Abstract:
Rotaviruses are non-enveloped icosahedral viruses that belong to the family Reoviridae. The viral RNA polymerase resides within a transcriptionally active, subviral particle, termed the double-layered particle (DLP). Rotavirus DLPs are composed of two protein capsid layers; an outer layer of 260 VP6 trimers, and an inner core of VP2. The VP2 core encapsidates the segmented dsRNA genome and the endogenous transcriptase machinery (VP1 and VP3). During infection, the DLP is released from the infectious triple-layered particle (TLP) within the cytoplasm and synthesises mRNA transcripts. Following assembly of progeny DLPs, these particles are targeted to the endoplasmic reticulum (ER) via an interaction with a virally encoded non-structural protein, NSP4. The interaction of the particle with the cytoplasmic domain of NSP4 precedes translocation of particles across the ER membrane into the lumen and assembly of the outer capsid layer.
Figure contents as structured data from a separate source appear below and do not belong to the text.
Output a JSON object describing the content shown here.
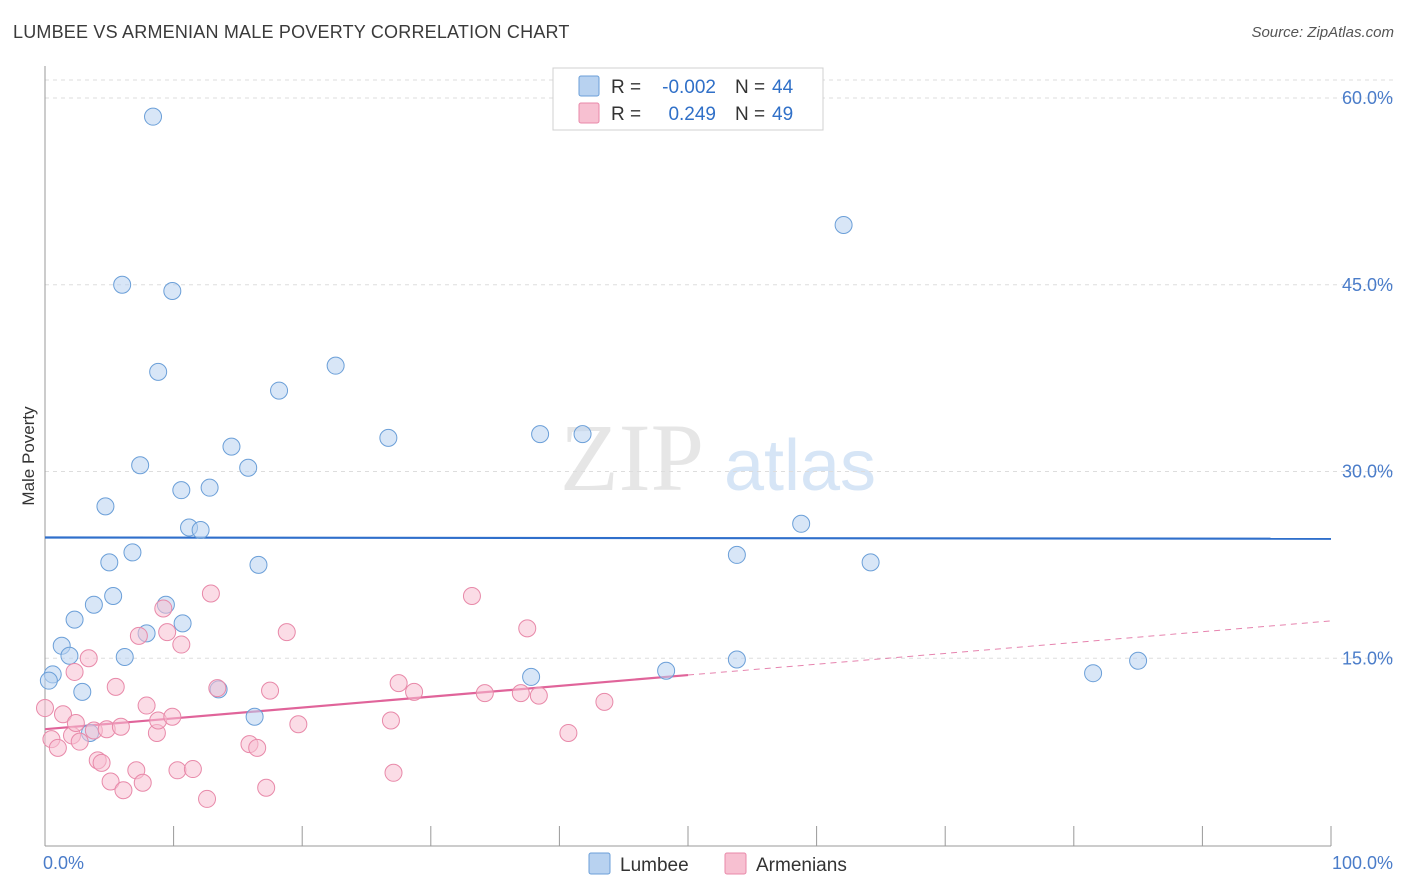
{
  "title": "LUMBEE VS ARMENIAN MALE POVERTY CORRELATION CHART",
  "source": "Source: ZipAtlas.com",
  "watermark": {
    "zip": "ZIP",
    "atlas": "atlas"
  },
  "colors": {
    "lumbee_fill": "#b8d2f0",
    "lumbee_stroke": "#6b9fd8",
    "lumbee_line": "#2f6fcb",
    "armenian_fill": "#f7c0d1",
    "armenian_stroke": "#e889a9",
    "armenian_line": "#e0649a",
    "axis_label": "#4a7cc9",
    "grid": "#dddddd"
  },
  "legend": {
    "r_label": "R =",
    "n_label": "N =",
    "lumbee": {
      "r": "-0.002",
      "n": "44"
    },
    "armenian": {
      "r": "0.249",
      "n": "49"
    }
  },
  "chart_data": {
    "type": "scatter",
    "title": "LUMBEE VS ARMENIAN MALE POVERTY CORRELATION CHART",
    "xlabel": "",
    "ylabel": "Male Poverty",
    "xlim": [
      0,
      100
    ],
    "ylim": [
      0,
      60
    ],
    "x_tick_labels": [
      "0.0%",
      "100.0%"
    ],
    "y_ticks": [
      15,
      30,
      45,
      60
    ],
    "y_tick_labels": [
      "15.0%",
      "30.0%",
      "45.0%",
      "60.0%"
    ],
    "series": [
      {
        "name": "Lumbee",
        "r": -0.002,
        "n": 44,
        "trend": {
          "x0": 0,
          "y0": 24.7,
          "x1": 100,
          "y1": 24.6,
          "dashed_from": null
        },
        "points": [
          [
            8.4,
            58.5
          ],
          [
            6.0,
            45.0
          ],
          [
            9.9,
            44.5
          ],
          [
            8.8,
            38.0
          ],
          [
            22.6,
            38.5
          ],
          [
            18.2,
            36.5
          ],
          [
            26.7,
            32.7
          ],
          [
            38.5,
            33.0
          ],
          [
            41.8,
            33.0
          ],
          [
            14.5,
            32.0
          ],
          [
            7.4,
            30.5
          ],
          [
            15.8,
            30.3
          ],
          [
            10.6,
            28.5
          ],
          [
            12.8,
            28.7
          ],
          [
            4.7,
            27.2
          ],
          [
            11.2,
            25.5
          ],
          [
            12.1,
            25.3
          ],
          [
            5.0,
            22.7
          ],
          [
            6.8,
            23.5
          ],
          [
            16.6,
            22.5
          ],
          [
            5.3,
            20.0
          ],
          [
            3.8,
            19.3
          ],
          [
            9.4,
            19.3
          ],
          [
            2.3,
            18.1
          ],
          [
            10.7,
            17.8
          ],
          [
            7.9,
            17.0
          ],
          [
            1.3,
            16.0
          ],
          [
            1.9,
            15.2
          ],
          [
            6.2,
            15.1
          ],
          [
            0.6,
            13.7
          ],
          [
            0.3,
            13.2
          ],
          [
            2.9,
            12.3
          ],
          [
            13.5,
            12.5
          ],
          [
            16.3,
            10.3
          ],
          [
            3.5,
            9.0
          ],
          [
            37.8,
            13.5
          ],
          [
            48.3,
            14.0
          ],
          [
            58.8,
            25.8
          ],
          [
            53.8,
            23.3
          ],
          [
            62.1,
            49.8
          ],
          [
            64.2,
            22.7
          ],
          [
            53.8,
            14.9
          ],
          [
            81.5,
            13.8
          ],
          [
            85.0,
            14.8
          ]
        ]
      },
      {
        "name": "Armenians",
        "r": 0.249,
        "n": 49,
        "trend": {
          "x0": 0,
          "y0": 9.3,
          "x1": 100,
          "y1": 18.0,
          "dashed_from": 50
        },
        "points": [
          [
            0.0,
            11.0
          ],
          [
            0.5,
            8.5
          ],
          [
            1.0,
            7.8
          ],
          [
            1.4,
            10.5
          ],
          [
            2.1,
            8.8
          ],
          [
            2.3,
            13.9
          ],
          [
            2.4,
            9.8
          ],
          [
            2.7,
            8.3
          ],
          [
            3.4,
            15.0
          ],
          [
            3.8,
            9.2
          ],
          [
            4.1,
            6.8
          ],
          [
            4.4,
            6.6
          ],
          [
            4.8,
            9.3
          ],
          [
            5.1,
            5.1
          ],
          [
            5.5,
            12.7
          ],
          [
            5.9,
            9.5
          ],
          [
            6.1,
            4.4
          ],
          [
            7.1,
            6.0
          ],
          [
            7.3,
            16.8
          ],
          [
            7.6,
            5.0
          ],
          [
            7.9,
            11.2
          ],
          [
            8.7,
            9.0
          ],
          [
            8.8,
            10.0
          ],
          [
            9.2,
            19.0
          ],
          [
            9.5,
            17.1
          ],
          [
            9.9,
            10.3
          ],
          [
            10.3,
            6.0
          ],
          [
            10.6,
            16.1
          ],
          [
            11.5,
            6.1
          ],
          [
            12.6,
            3.7
          ],
          [
            12.9,
            20.2
          ],
          [
            13.4,
            12.6
          ],
          [
            15.9,
            8.1
          ],
          [
            16.5,
            7.8
          ],
          [
            17.2,
            4.6
          ],
          [
            17.5,
            12.4
          ],
          [
            18.8,
            17.1
          ],
          [
            19.7,
            9.7
          ],
          [
            26.9,
            10.0
          ],
          [
            27.1,
            5.8
          ],
          [
            27.5,
            13.0
          ],
          [
            28.7,
            12.3
          ],
          [
            33.2,
            20.0
          ],
          [
            34.2,
            12.2
          ],
          [
            37.0,
            12.2
          ],
          [
            37.5,
            17.4
          ],
          [
            38.4,
            12.0
          ],
          [
            40.7,
            9.0
          ],
          [
            43.5,
            11.5
          ]
        ]
      }
    ]
  },
  "bottom_legend": [
    {
      "label": "Lumbee"
    },
    {
      "label": "Armenians"
    }
  ]
}
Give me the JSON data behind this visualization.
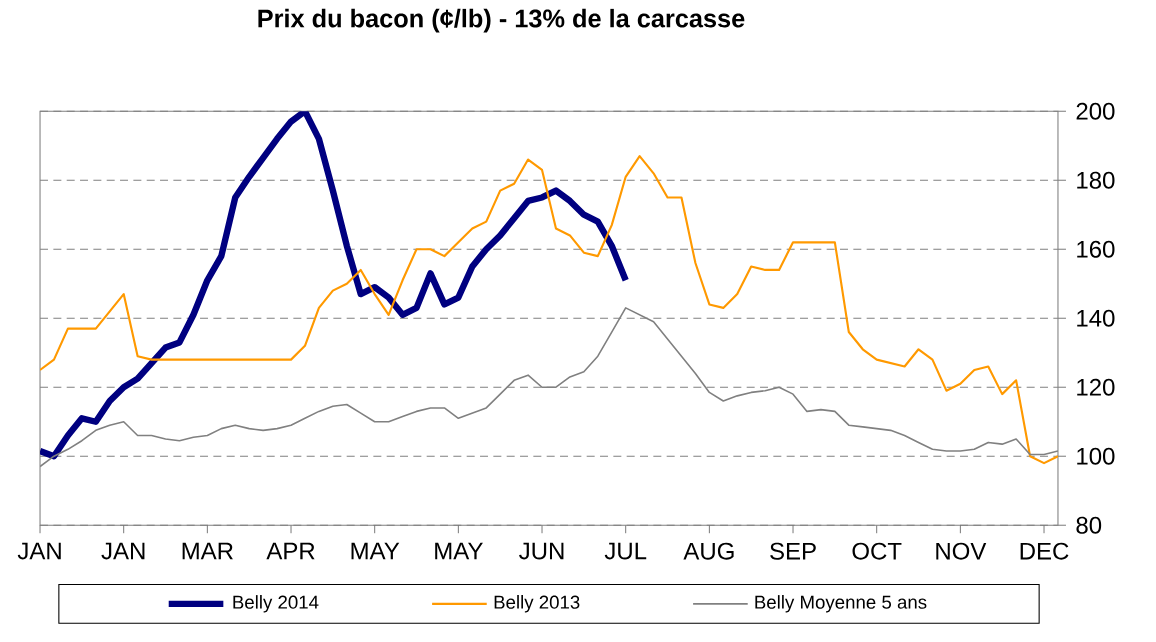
{
  "chart_data": {
    "type": "line",
    "title": "Prix du bacon (¢/lb) - 13% de la carcasse",
    "categories": [
      "JAN",
      null,
      null,
      null,
      null,
      null,
      "JAN",
      null,
      null,
      null,
      null,
      null,
      "MAR",
      null,
      null,
      null,
      null,
      null,
      "APR",
      null,
      null,
      null,
      null,
      null,
      "MAY",
      null,
      null,
      null,
      null,
      null,
      "MAY",
      null,
      null,
      null,
      null,
      null,
      "JUN",
      null,
      null,
      null,
      null,
      null,
      "JUL",
      null,
      null,
      null,
      null,
      null,
      "AUG",
      null,
      null,
      null,
      null,
      null,
      "SEP",
      null,
      null,
      null,
      null,
      null,
      "OCT",
      null,
      null,
      null,
      null,
      null,
      "NOV",
      null,
      null,
      null,
      null,
      null,
      "DEC",
      null
    ],
    "ylim": [
      80,
      200
    ],
    "yticks": [
      80,
      100,
      120,
      140,
      160,
      180,
      200
    ],
    "grid": "y",
    "legend": "bottom",
    "marker": "none",
    "series": [
      {
        "name": "Belly 2014",
        "color": "#000080",
        "values": [
          101.5,
          100,
          106,
          111,
          110,
          116,
          120,
          122.5,
          127,
          131.5,
          133,
          141,
          151,
          158,
          175,
          181,
          186.5,
          192,
          197,
          200,
          192,
          177,
          161,
          147,
          149,
          146,
          141,
          143,
          153,
          144,
          146,
          155,
          160,
          164,
          169,
          174,
          175,
          177,
          174,
          170,
          168,
          161,
          151,
          null,
          null,
          null,
          null,
          null,
          null,
          null,
          null,
          null,
          null,
          null,
          null,
          null,
          null,
          null,
          null,
          null,
          null,
          null,
          null,
          null,
          null,
          null,
          null,
          null,
          null,
          null,
          null,
          null,
          null,
          null
        ]
      },
      {
        "name": "Belly 2013",
        "color": "#ff9900",
        "values": [
          125,
          128,
          137,
          137,
          137,
          142,
          147,
          129,
          128,
          128,
          128,
          128,
          128,
          128,
          128,
          128,
          128,
          128,
          128,
          132,
          143,
          148,
          150,
          154,
          147,
          141,
          151,
          160,
          160,
          158,
          162,
          166,
          168,
          177,
          179,
          186,
          183,
          166,
          164,
          159,
          158,
          167,
          181,
          187,
          182,
          175,
          175,
          156,
          144,
          143,
          147,
          155,
          154,
          154,
          162,
          162,
          162,
          162,
          136,
          131,
          128,
          127,
          126,
          131,
          128,
          119,
          121,
          125,
          126,
          118,
          122,
          100,
          98,
          100
        ]
      },
      {
        "name": "Belly Moyenne 5 ans",
        "color": "#808080",
        "values": [
          97,
          100,
          102,
          104.5,
          107.5,
          109,
          110,
          106,
          106,
          105,
          104.5,
          105.5,
          106,
          108,
          109,
          108,
          107.5,
          108,
          109,
          111,
          113,
          114.5,
          115,
          112.5,
          110,
          110,
          111.5,
          113,
          114,
          114,
          111,
          112.5,
          114,
          118,
          122,
          123.5,
          120,
          120,
          123,
          124.5,
          129,
          136,
          143,
          141,
          139,
          134,
          129,
          124,
          118.5,
          116,
          117.5,
          118.5,
          119,
          120,
          118,
          113,
          113.5,
          113,
          109,
          108.5,
          108,
          107.5,
          106,
          104,
          102,
          101.5,
          101.5,
          102,
          104,
          103.5,
          105,
          100.5,
          100.5,
          101.5
        ]
      }
    ]
  }
}
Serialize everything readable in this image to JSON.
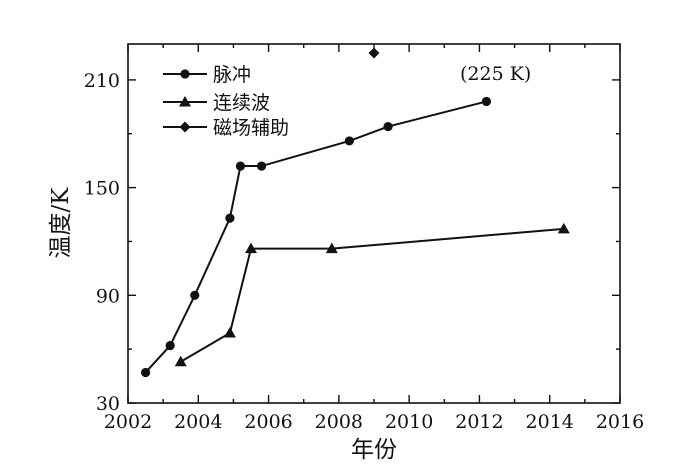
{
  "chart_data": {
    "type": "line",
    "title": "",
    "xlabel": "年份",
    "ylabel": "温度/K",
    "xlim": [
      2002,
      2016
    ],
    "ylim": [
      30,
      230
    ],
    "xticks": [
      2002,
      2004,
      2006,
      2008,
      2010,
      2012,
      2014,
      2016
    ],
    "yticks": [
      30,
      90,
      150,
      210
    ],
    "x_tick_labels": [
      "2002",
      "2004",
      "2006",
      "2008",
      "2010",
      "2012",
      "2014",
      "2016"
    ],
    "y_tick_labels": [
      "30",
      "90",
      "150",
      "210"
    ],
    "legend_position": "top-left",
    "annotation": "(225 K)",
    "series": [
      {
        "name": "脉冲",
        "marker": "circle",
        "x": [
          2002.5,
          2003.2,
          2003.9,
          2004.9,
          2005.2,
          2005.8,
          2008.3,
          2009.4,
          2012.2
        ],
        "values": [
          47,
          62,
          90,
          133,
          162,
          162,
          176,
          184,
          198
        ]
      },
      {
        "name": "连续波",
        "marker": "triangle",
        "x": [
          2003.5,
          2004.9,
          2005.5,
          2007.8,
          2014.4
        ],
        "values": [
          53,
          69,
          116,
          116,
          127
        ]
      },
      {
        "name": "磁场辅助",
        "marker": "diamond",
        "x": [
          2009.0
        ],
        "values": [
          225
        ]
      }
    ]
  }
}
This research project has investigated changes in the structural and catalytic properties of rotavirus DLPs induced by either a recombinant soluble form of the NSP4 cytoplasmic domain or subgroup-specific monoclonal antibodies that recognise and bind to discrete epitopes on VP6. NSP4 was found to cause a profound alteration in the biophysical properties of the particle, indicative of a conformational change in the capsid. Consistent with this interpretation, the transcriptase activity of the DLP was significantly reduced in the presence of NSP4. The changes to the particles were dependent on the presence of an oligomeric form of NSP4 and were not observed in the presence of soluble monomeric NSP4 peptides that retain the ability to bind the DLP.
RNA transcriptase activity was also significantly inhibited when DLPs were incubated with Fab fragments from subgroup (SG) I-specific monoclonal antibodies but not SG II. Cryo-electron microscopy (cryo-EM) and three-dimensional image reconstruction revealed that SG I-specific Fab fragments preferentially bind to the five VP6 trimers surrounding the type I channel (the site of mRNA release), potentially causing constriction of the type I channel. Three-dimensional reconstructions of Fab-decorated DLPs also demonstrated that the binding "footprints" of both the SG I and II specific Fab fragments are comprised of residues from two monomers within each VP6 trimer.
DLPs belonging to SG II were observed to possess a markedly reduced level of transcriptase activity when compared to SG I particles. Structural analysis revealed an absence of VP6 trimers at the five positions surrounding the type I channel as compared to SG I DLPs. The absence of these trimers may be the cause of the lowered rate of RNA production.
Taken together, the findings of this research demonstrate the structural plasticity of the rotavirus DLP and show that subtle conformational changes can influence the endogenous RNA transcriptase activity of the particle. The binding of α-SG I Fab fragments to UK bovine DLPs produces similar inhibition of transcriptase activity, suggesting comparable mechanisms may function in either case.